I am wondering what the big-O runtime complexity is for comparing two collections.Counter objects. Here is some code to demonstrate what I mean:

import collections
counter_1 = collections.Counter("abcabcabcabcabcabcdefg")
counter_2 = collections.Counter("xyzxyzxyzabc")
comp = counter_1 == counter_2  # What is the runtime of this comparison statement?

Is the runtime of the equality comparison in the final statement O(1)? Or is it O(num_of_unique_keys_in_largest_counter)? Or is it something else?

For reference, here is the source code for collections.Counter https://github.com/python/cpython/blob/0250de48199552cdaed5a4fe44b3f9cdb5325363/Lib/collections/init.py#L497

I do not see the class implementing an __eq()__ method.

Bonus points: If the answer to this question changes between python2 and python3, I would love to hear the difference?

like image 562
Ryan Avatar asked Feb 13 '26 10:02

Ryan


1 Answers

Counter is a subclass of dict, therefore the big O analysis is the one of dict, with the caveat that Counter objects are specialized to only hold int values (i/e they can not hold collections of values as dicts can); this simplifies the analysis.

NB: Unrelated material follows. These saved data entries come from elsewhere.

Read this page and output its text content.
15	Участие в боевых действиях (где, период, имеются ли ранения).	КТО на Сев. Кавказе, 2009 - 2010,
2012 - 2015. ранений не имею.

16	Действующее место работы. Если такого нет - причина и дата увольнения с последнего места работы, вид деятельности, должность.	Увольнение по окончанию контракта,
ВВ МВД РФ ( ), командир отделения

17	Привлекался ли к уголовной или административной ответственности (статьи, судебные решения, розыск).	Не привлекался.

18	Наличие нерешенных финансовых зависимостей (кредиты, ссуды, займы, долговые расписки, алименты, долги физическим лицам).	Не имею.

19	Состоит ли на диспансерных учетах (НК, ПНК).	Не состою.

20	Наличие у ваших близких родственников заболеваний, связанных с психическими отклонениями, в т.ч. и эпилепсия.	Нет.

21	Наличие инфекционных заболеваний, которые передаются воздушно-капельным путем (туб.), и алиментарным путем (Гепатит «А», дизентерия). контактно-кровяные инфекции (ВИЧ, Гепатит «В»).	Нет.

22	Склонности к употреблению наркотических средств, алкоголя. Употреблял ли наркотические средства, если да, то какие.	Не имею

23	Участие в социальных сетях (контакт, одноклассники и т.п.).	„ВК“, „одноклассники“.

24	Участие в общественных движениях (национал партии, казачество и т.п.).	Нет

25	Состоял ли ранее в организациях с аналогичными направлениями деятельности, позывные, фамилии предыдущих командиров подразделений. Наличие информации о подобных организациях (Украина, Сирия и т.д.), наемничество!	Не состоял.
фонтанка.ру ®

Looking at the c code implementation of the equality comparison:

  • There is an early exit if the number of keys is different. (this does not influence big-O).
  • Then a loop that iterates over all the keys that exits early if the key is not found, or if the corresponding value is different. (again, this has no bearing on big-O).
  • if all keys are found, and the corresponding values are all equal, then the dictionaries are declared equal. The lookup and comparisons of each key-value pair is O(1); this operation is repeated at most n times (n being the number of keys)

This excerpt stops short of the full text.